The B.C. Metis Federation says a 2012 review, only recently made public, raises what it calls "a number of very serious issues that demand immediate answers and full public disclosure."
"The federal government has boasted about managing the economy responsibly, strict budgets at all costs," federation president Keith Henry wrote Monday.
"However some of the worst mismanagement is being supported through organizations such as MNC and their affiliates, which continue to negatively affect real support for Metis people across the country.
"What more will it take? There is undeniable evidence which has been kept from the Metis and taxpaying public."
An outside consultant's draft report and a subsequent examination by the Aboriginal Affairs Department raised red flags over the Metis National Council's management practices and financial controls.
The Canadian Press recently reported never-before-released details of those two documents, which identified questionable contracts and apparent conflicts of interest.
A summary of the department's findings, obtained under access-to-information legislation, offered a glimpse of what was happening behind-the-scenes before new measures were introduced to help make the council more transparent and accountable.
Council president Clement Chartier and vice-president David Chartrand of the Manitoba Metis Federation say the outside auditor's initial findings were flawed and other issues have since been resolved.
However, the rest of the council's board of governors are at odds with Chartier and Chartrand, saying they didn't know about the issues flagged by Aboriginal Affairs and do not want to be associated with the probe's findings.
The B.C. Metis Federation is also taking exception to the notion that the Metis National Council and its provincial affiliate, the Metis Nation British Columbia, speak on its behalf.
Valcourt's office says the government acted swiftly after concerns were raised about the Metis National Council.
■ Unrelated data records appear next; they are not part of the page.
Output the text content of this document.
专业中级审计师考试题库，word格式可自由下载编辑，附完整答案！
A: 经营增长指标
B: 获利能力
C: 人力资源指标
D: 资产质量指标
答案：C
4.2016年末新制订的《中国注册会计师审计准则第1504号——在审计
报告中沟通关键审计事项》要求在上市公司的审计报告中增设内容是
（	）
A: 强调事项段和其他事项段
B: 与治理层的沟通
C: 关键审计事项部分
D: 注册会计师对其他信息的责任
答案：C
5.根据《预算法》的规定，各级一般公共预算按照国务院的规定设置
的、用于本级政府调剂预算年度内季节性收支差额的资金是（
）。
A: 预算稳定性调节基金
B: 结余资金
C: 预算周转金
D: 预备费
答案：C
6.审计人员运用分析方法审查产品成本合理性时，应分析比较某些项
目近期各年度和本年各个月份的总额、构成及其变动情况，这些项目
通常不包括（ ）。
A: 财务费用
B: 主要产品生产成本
"Our government is committed to ensuring that all organizations use taxpayer funds for their intended purpose, which is why we were concerned with the financial weaknesses identified within the Metis National Council and why we took these concerns seriously," spokeswoman Andrea Richer said in an emailed statement.
"Immediate steps were taken to ensure these issues were addressed, and in April 2013 the MNC agreed to a way forward and signed a Governance and Financial Accountability Accord which commits them to a higher transparency and accountability standard than any aboriginal representative organization.
"We hope that the MNC will continue taking the necessary steps to strengthen its financial accountability to its members and all Canadians."